Like IP-layer NAT, some networks also translate addresses at the HTTP layer. In those cases, enabling Use X-Header to Identify Original Client’s IP may have no effect. To determine the name of your network’s X-headers, if any, and to see whether or not they are translated, use diagnose network sniffer in the CLI or external packet capture software such as Wireshark.

To configure FortiWeb to obtain the packet’s original source IP address from an HTTP header
  1. Go to Server Objects > X-Forwarded-For.
  2. Configure these settings:
  3. Use X-Header to Identify Original Client’s IP

    If FortiWeb is deployed behind a device that applies NAT, enable this option to derive the original client’s source IP address from an HTTP X-header, instead of the SRC field in the IP layer. Then type the key such as X-Forwarded-For or X-Real-IP, without the colon ( : ), of the X-header that contains the original source IP address of the client.

    This HTTP header is often X-Forwarded-For: when traveling through a web proxy, but can vary. For example, the Akamai service uses True-Client-IP:.

    For deployment guidelines and mechanism details, see Blocking the attacker’s IP, not your load balancer.
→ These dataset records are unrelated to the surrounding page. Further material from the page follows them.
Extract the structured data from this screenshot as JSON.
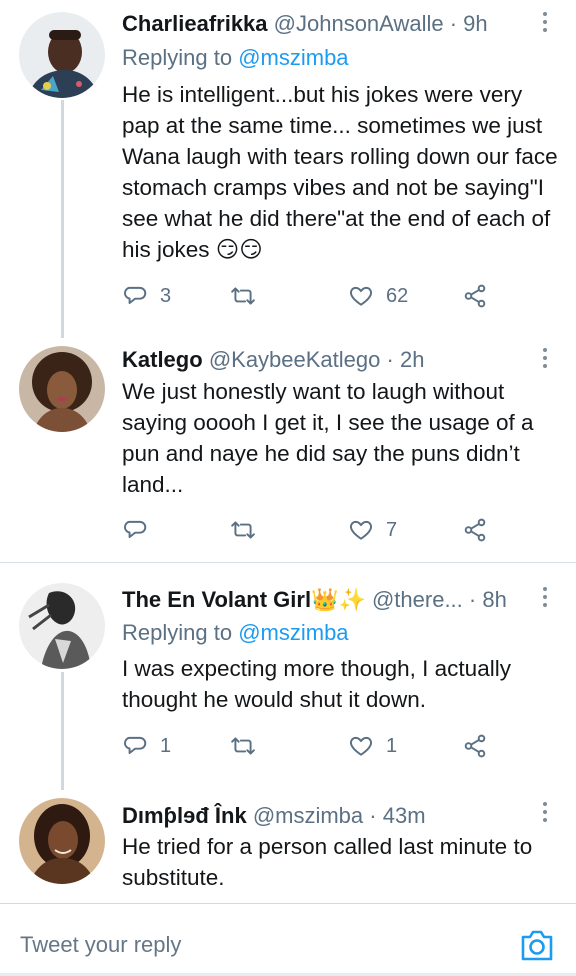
{
  "tweets": [
    {
      "name": "Charlieafrikka",
      "handle": "@JohnsonAwalle",
      "sep": "·",
      "time": "9h",
      "replying_prefix": "Replying to",
      "replying_to": "@mszimba",
      "text": "He is intelligent...but his jokes were very pap at the same time... sometimes we just Wana laugh with tears rolling down our face stomach cramps vibes and not be saying\"I see what he did there\"at the end of each of his jokes 😏😏",
      "replies": "3",
      "retweets": "",
      "likes": "62"
    },
    {
      "name": "Katlego",
      "handle": "@KaybeeKatlego",
      "sep": "·",
      "time": "2h",
      "text": "We just honestly want to laugh without saying ooooh I get it, I see the usage of a pun and naye he did say the puns didn’t land...",
      "replies": "",
      "retweets": "",
      "likes": "7"
    },
    {
      "name": "The En Volant Girl👑✨",
      "handle": "@there...",
      "sep": "·",
      "time": "8h",
      "replying_prefix": "Replying to",
      "replying_to": "@mszimba",
      "text": "I was expecting more though, I actually thought he would shut it down.",
      "replies": "1",
      "retweets": "",
      "likes": "1"
    },
    {
      "name": "Dımƥlɘđ Înk",
      "handle": "@mszimba",
      "sep": "·",
      "time": "43m",
      "text": "He tried for a person called last minute to substitute."
    }
  ],
  "reply_bar": {
    "placeholder": "Tweet your reply"
  },
  "colors": {
    "accent": "#1d9bf0",
    "muted": "#5b7083",
    "text": "#14171a",
    "divider": "#cfd9de"
  },
  "icons": [
    "reply-icon",
    "retweet-icon",
    "like-icon",
    "share-icon",
    "more-icon",
    "camera-icon"
  ]
}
    Caution: To combat forgery, configure the IP addresses of load balancers and proxies that are trusted providers of this header. Also configure those proxies/load balancers to reject fraudulent headers, rather than passing them to FortiWeb.
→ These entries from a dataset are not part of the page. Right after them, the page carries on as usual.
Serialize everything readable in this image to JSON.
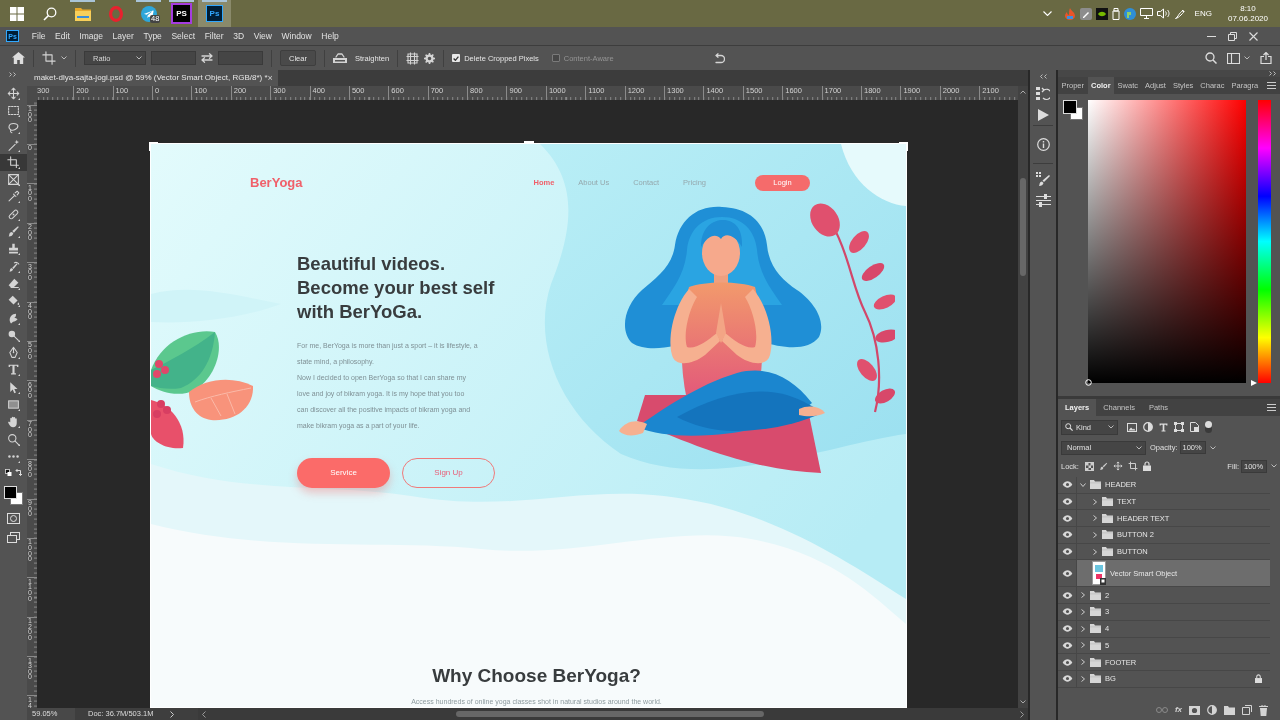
{
  "taskbar": {
    "apps": [
      {
        "kind": "folder",
        "running": true,
        "selected": false
      },
      {
        "kind": "opera",
        "running": false,
        "selected": false
      },
      {
        "kind": "telegram",
        "running": true,
        "selected": false,
        "badge": "48"
      },
      {
        "kind": "phpstorm",
        "running": true,
        "selected": false,
        "logo_text": "PS"
      },
      {
        "kind": "photoshop",
        "running": true,
        "selected": true,
        "logo_text": "Ps"
      }
    ],
    "language": "ENG",
    "time": "8:10",
    "date": "07.06.2020"
  },
  "menu_bar": {
    "logo_text": "Ps",
    "items": [
      "File",
      "Edit",
      "Image",
      "Layer",
      "Type",
      "Select",
      "Filter",
      "3D",
      "View",
      "Window",
      "Help"
    ]
  },
  "options_bar": {
    "ratio": "Ratio",
    "clear": "Clear",
    "straighten": "Straighten",
    "checkboxes": [
      {
        "label": "Delete Cropped Pixels",
        "checked": true,
        "disabled": false
      },
      {
        "label": "Content-Aware",
        "checked": false,
        "disabled": true
      }
    ]
  },
  "toolbar": {
    "tools": [
      {
        "kind": "move",
        "selected": false
      },
      {
        "kind": "marquee",
        "selected": false
      },
      {
        "kind": "lasso",
        "selected": false
      },
      {
        "kind": "wand",
        "selected": false
      },
      {
        "kind": "crop",
        "selected": true
      },
      {
        "kind": "frame",
        "selected": false
      },
      {
        "kind": "eyedropper",
        "selected": false
      },
      {
        "kind": "healing",
        "selected": false
      },
      {
        "kind": "brush",
        "selected": false
      },
      {
        "kind": "stamp",
        "selected": false
      },
      {
        "kind": "history",
        "selected": false
      },
      {
        "kind": "eraser",
        "selected": false
      },
      {
        "kind": "bucket",
        "selected": false
      },
      {
        "kind": "smudge",
        "selected": false
      },
      {
        "kind": "dodge",
        "selected": false
      },
      {
        "kind": "pen",
        "selected": false
      },
      {
        "kind": "type",
        "selected": false
      },
      {
        "kind": "pathsel",
        "selected": false
      },
      {
        "kind": "rect",
        "selected": false
      },
      {
        "kind": "hand",
        "selected": false
      },
      {
        "kind": "zoom",
        "selected": false
      },
      {
        "kind": "more",
        "selected": false
      }
    ]
  },
  "document": {
    "tab_title": "maket-dlya-sajta-jogi.psd @ 59% (Vector Smart Object, RGB/8*) *",
    "tab_close": "×"
  },
  "rulers": {
    "horizontal": [
      "300",
      "200",
      "100",
      "0",
      "100",
      "200",
      "300",
      "400",
      "500",
      "600",
      "700",
      "800",
      "900",
      "1000",
      "1100",
      "1200",
      "1300",
      "1400",
      "1500",
      "1600",
      "1700",
      "1800",
      "1900",
      "2000",
      "2100"
    ],
    "vertical": [
      "100",
      "0",
      "100",
      "200",
      "300",
      "400",
      "500",
      "600",
      "700",
      "800",
      "900",
      "1000",
      "1100",
      "1200",
      "1300",
      "14"
    ]
  },
  "design": {
    "logo": "BerYoga",
    "nav": [
      {
        "label": "Home",
        "selected": true
      },
      {
        "label": "About Us",
        "selected": false
      },
      {
        "label": "Contact",
        "selected": false
      },
      {
        "label": "Pricing",
        "selected": false
      }
    ],
    "login": "Login",
    "headline": [
      "Beautiful videos.",
      "Become your best self",
      "with BerYoGa."
    ],
    "paragraph": [
      "For me, BerYoga is more than just a sport – it is lifestyle, a",
      "state mind, a philosophy.",
      "Now I decided to open BerYoga so that I can share my",
      "love and joy of bikram yoga. It is my hope that you too",
      "can discover all the positive impacts of bikram yoga and",
      "make bikram yoga as a part of your life."
    ],
    "buttons": [
      {
        "label": "Service",
        "kind": "filled"
      },
      {
        "label": "Sign Up",
        "kind": "outline"
      }
    ],
    "section_title": "Why Choose BerYoga?",
    "section_text": "Access hundreds of online yoga classes shot in natural studios around the world."
  },
  "color_panel": {
    "tabs": [
      {
        "label": "Proper",
        "selected": false
      },
      {
        "label": "Color",
        "selected": true
      },
      {
        "label": "Swatc",
        "selected": false
      },
      {
        "label": "Adjust",
        "selected": false
      },
      {
        "label": "Styles",
        "selected": false
      },
      {
        "label": "Charac",
        "selected": false
      },
      {
        "label": "Paragra",
        "selected": false
      }
    ],
    "hue": {
      "level": 0
    }
  },
  "layers_panel": {
    "tabs": [
      {
        "label": "Layers",
        "selected": true
      },
      {
        "label": "Channels",
        "selected": false
      },
      {
        "label": "Paths",
        "selected": false
      }
    ],
    "filter": "Kind",
    "blend_mode": "Normal",
    "opacity_label": "Opacity:",
    "opacity": "100%",
    "lock_label": "Lock:",
    "fill_label": "Fill:",
    "fill": "100%",
    "layers": [
      {
        "name": "HEADER",
        "kind": "group",
        "visible": true,
        "expanded": true,
        "selected": false,
        "locked": false,
        "children": [
          {
            "name": "TEXT",
            "kind": "group",
            "visible": true,
            "expanded": false,
            "selected": false,
            "locked": false
          },
          {
            "name": "HEADER TEXT",
            "kind": "group",
            "visible": true,
            "expanded": false,
            "selected": false,
            "locked": false
          },
          {
            "name": "BUTTON 2",
            "kind": "group",
            "visible": true,
            "expanded": false,
            "selected": false,
            "locked": false
          },
          {
            "name": "BUTTON",
            "kind": "group",
            "visible": true,
            "expanded": false,
            "selected": false,
            "locked": false
          },
          {
            "name": "Vector Smart Object",
            "kind": "smart_object",
            "visible": true,
            "selected": true,
            "locked": false
          }
        ]
      },
      {
        "name": "2",
        "kind": "group",
        "visible": true,
        "expanded": false,
        "selected": false,
        "locked": false
      },
      {
        "name": "3",
        "kind": "group",
        "visible": true,
        "expanded": false,
        "selected": false,
        "locked": false
      },
      {
        "name": "4",
        "kind": "group",
        "visible": true,
        "expanded": false,
        "selected": false,
        "locked": false
      },
      {
        "name": "5",
        "kind": "group",
        "visible": true,
        "expanded": false,
        "selected": false,
        "locked": false
      },
      {
        "name": "FOOTER",
        "kind": "group",
        "visible": true,
        "expanded": false,
        "selected": false,
        "locked": false
      },
      {
        "name": "BG",
        "kind": "group",
        "visible": true,
        "expanded": false,
        "selected": false,
        "locked": true
      }
    ],
    "effects_button": "fx"
  },
  "status_bar": {
    "zoom": "59.05%",
    "doc": "Doc: 36.7M/503.1M"
  }
}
    IP Location in X-Header

    Select whether to extract the original client’s IP from either the left or right end of the HTTP X-header line.

    Most proxies put the request’s origin at the left end, which is the default setting. Some proxies, however, place it on the right end.

    Block Using Original Client’s IP

    Enable to be able to block requests that violate your policies by using the original client’s IP derived from this HTTP X-header.

    When disabled, attack logs and reports will not use the original client’s IP.

  4. Click OK to save the configuration.
  5. To apply anti-spoofing measures and improve security, FortiWeb will only trust the HTTP header contents of the IPs that you specified in Trusted X-Header Sources table.

    The following configuration is optional. If you do not specify IPs in Trusted X-Header Sources table, X-headers of all IPs will be trusted by FortiWeb.

  6. Click Create New.
  7. A sub-dialog appears.



  8. In New X-Forwarded-For IP, type the IP address of the external proxy or load balancer according to packets’ SRC field in the IP layer when received by FortiWeb.
  9. Click OK.
  10. To apply the X-header rule, select it when configuring an inline protection profile. For details, see Configuring a protection profile for inline topologies.